Early housing rush increases pressures on students

Meara Isenberg

Following Thanksgiving break, business freshman Jessica Zhang met with her first-ever housing contractor, eager to pin down her off-campus living situation for the coming year.

However, when the time came to see her options, there was just one problem.

“I gave him my price range and my non-negotiables, and (he) basically said ‘That’s not going to happen,’” Zhang said.

For an apartment with the three qualifications Zhang was looking for — a maximum rent of $700, close to campus, with washer and dryer included — most of the options were already gone. 

Zhang’s situation is a common one for students who miss the “housing rush” that occurs extremely early in the year. Pre-leasing begins as early as October, before many students find potential roommates, or even figure out how to navigate the more than 15 reality companies surrounding the University.

“When my plans (for the year) aren’t set in stone, it’s more difficult to decide what an ideal apartment is,” Zhang said.

Russell Calvin, a broker at Uptown Realty and UT alumnus, said the urgency is no new phenomenon.

“Typically mid-October to mid-November is the standard timeline of when (the rush) starts,” Calvin said. “I graduated from the University in 2008, and when I was in school, it was the exact same way. It’s kind of been instilled in students and it’s something that just gets carried down.”

Looking into off–campus living early is simply a tradition for students, and housing companies adjust to meet that demand, Calvin said.

The most popular spaces, such as houses in West Campus, are hard to come by for those who are late to the game, Calvin said. However, students who are flexible may not be out of luck.

“There are always options. It depends on how picky you are and exactly what you are looking for,” Calvin said. “Every single year, no matter what, we still have properties left.”

Jaden Harper, a realtor at West Campus Living, said the early housing tradition can potentially set back students — especially freshman — who may not have an understanding of how the leasing process works.

“Around November is when (the rush) really started happening,” Harper said. “It’s still going on now, but the kids coming in are kind of considered late. Since people are starting so early, they take the best deals off the market first.”

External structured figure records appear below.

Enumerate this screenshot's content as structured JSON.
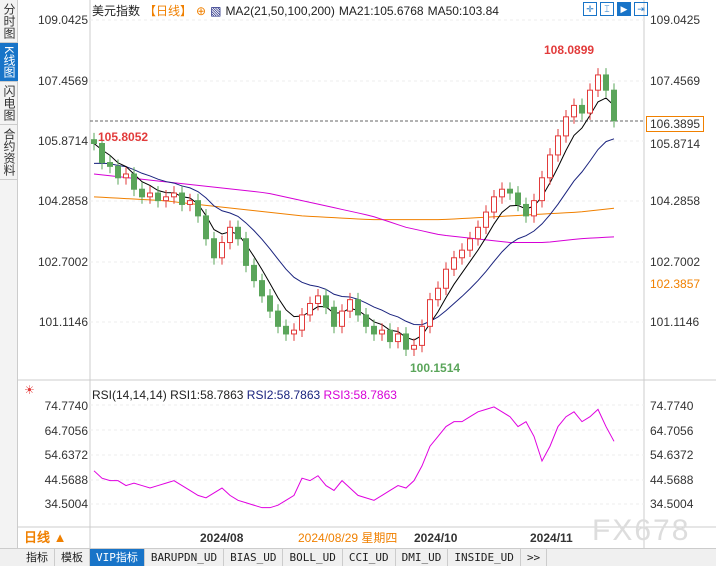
{
  "side_tabs": [
    "分时图",
    "K线图",
    "闪电图",
    "合约资料"
  ],
  "header": {
    "title": "美元指数",
    "period": "【日线】",
    "ma_label": "MA2(21,50,100,200)",
    "ma21": "MA21:105.6768",
    "ma50": "MA50:103.84"
  },
  "price_axis": [
    "109.0425",
    "107.4569",
    "105.8714",
    "104.2858",
    "102.7002",
    "101.1146"
  ],
  "last_price": "106.3895",
  "ma_price": "102.3857",
  "annotations": {
    "high": "108.0899",
    "low": "100.1514",
    "start": "105.8052"
  },
  "rsi": {
    "label": "RSI(14,14,14)",
    "rsi1": "RSI1:58.7863",
    "rsi2": "RSI2:58.7863",
    "rsi3": "RSI3:58.7863",
    "axis": [
      "74.7740",
      "64.7056",
      "54.6372",
      "44.5688",
      "34.5004"
    ]
  },
  "date_axis": {
    "period_btn": "日线 ▲",
    "d1": "2024/08",
    "cursor": "2024/08/29 星期四",
    "d2": "2024/10",
    "d3": "2024/11"
  },
  "watermark": "FX678",
  "bottom_tabs": [
    "指标",
    "模板",
    "VIP指标",
    "BARUPDN_UD",
    "BIAS_UD",
    "BOLL_UD",
    "CCI_UD",
    "DMI_UD",
    "INSIDE_UD",
    ">>"
  ],
  "colors": {
    "up": "#e23b3b",
    "down": "#5aa55a",
    "ma21": "#000000",
    "ma50": "#1a237e",
    "ma100": "#d600d6",
    "ma200": "#f08000",
    "rsi": "#e000e0"
  },
  "chart_data": {
    "type": "candlestick",
    "closes": [
      105.8,
      105.3,
      105.2,
      104.9,
      105.0,
      104.6,
      104.4,
      104.5,
      104.3,
      104.4,
      104.5,
      104.2,
      104.3,
      103.9,
      103.3,
      102.8,
      103.2,
      103.6,
      103.3,
      102.6,
      102.2,
      101.8,
      101.4,
      101.0,
      100.8,
      100.9,
      101.3,
      101.6,
      101.8,
      101.5,
      101.0,
      101.4,
      101.7,
      101.3,
      101.0,
      100.8,
      100.9,
      100.6,
      100.8,
      100.4,
      100.5,
      101.0,
      101.7,
      102.0,
      102.5,
      102.8,
      103.0,
      103.3,
      103.6,
      104.0,
      104.4,
      104.6,
      104.5,
      104.2,
      103.9,
      104.3,
      104.9,
      105.5,
      106.0,
      106.5,
      106.8,
      106.6,
      107.2,
      107.6,
      107.2,
      106.4
    ],
    "ma100": [
      105.0,
      104.9,
      104.8,
      104.7,
      104.6,
      104.5,
      104.3,
      104.1,
      103.9,
      103.6,
      103.4,
      103.3,
      103.2,
      103.2,
      103.3,
      103.35
    ],
    "ma200": [
      104.4,
      104.35,
      104.3,
      104.2,
      104.1,
      104.0,
      103.9,
      103.85,
      103.8,
      103.8,
      103.8,
      103.85,
      103.9,
      103.95,
      104.0,
      104.1
    ],
    "rsi": [
      48,
      45,
      44,
      44,
      42,
      43,
      42,
      41,
      42,
      43,
      44,
      42,
      40,
      38,
      37,
      39,
      41,
      38,
      36,
      35,
      34,
      33,
      33,
      34,
      36,
      38,
      45,
      44,
      46,
      42,
      40,
      44,
      41,
      38,
      37,
      36,
      38,
      40,
      42,
      41,
      44,
      50,
      58,
      62,
      66,
      68,
      68,
      70,
      72,
      73,
      74,
      72,
      70,
      66,
      68,
      62,
      52,
      58,
      66,
      70,
      72,
      68,
      70,
      73,
      66,
      60
    ]
  }
}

Zhang said she was surprised by the competitiveness of the housing season. One of her freshman friends just signed a lease for her junior year. Another decided to stay in the dorms because her options were too limited.

Before she signed a lease for an apartment she didn’t want, Zhang saw on Facebook that someone was seeking another roommate for a place that fit her original request. Next year, she plans to move into her much sought-after apartment for the first, and hopefully last, time.

“My hope is (that) I’ll really like my place and my roommates and we could stay there for the rest of the time,” Zhang said. “I wouldn’t want to do this again.”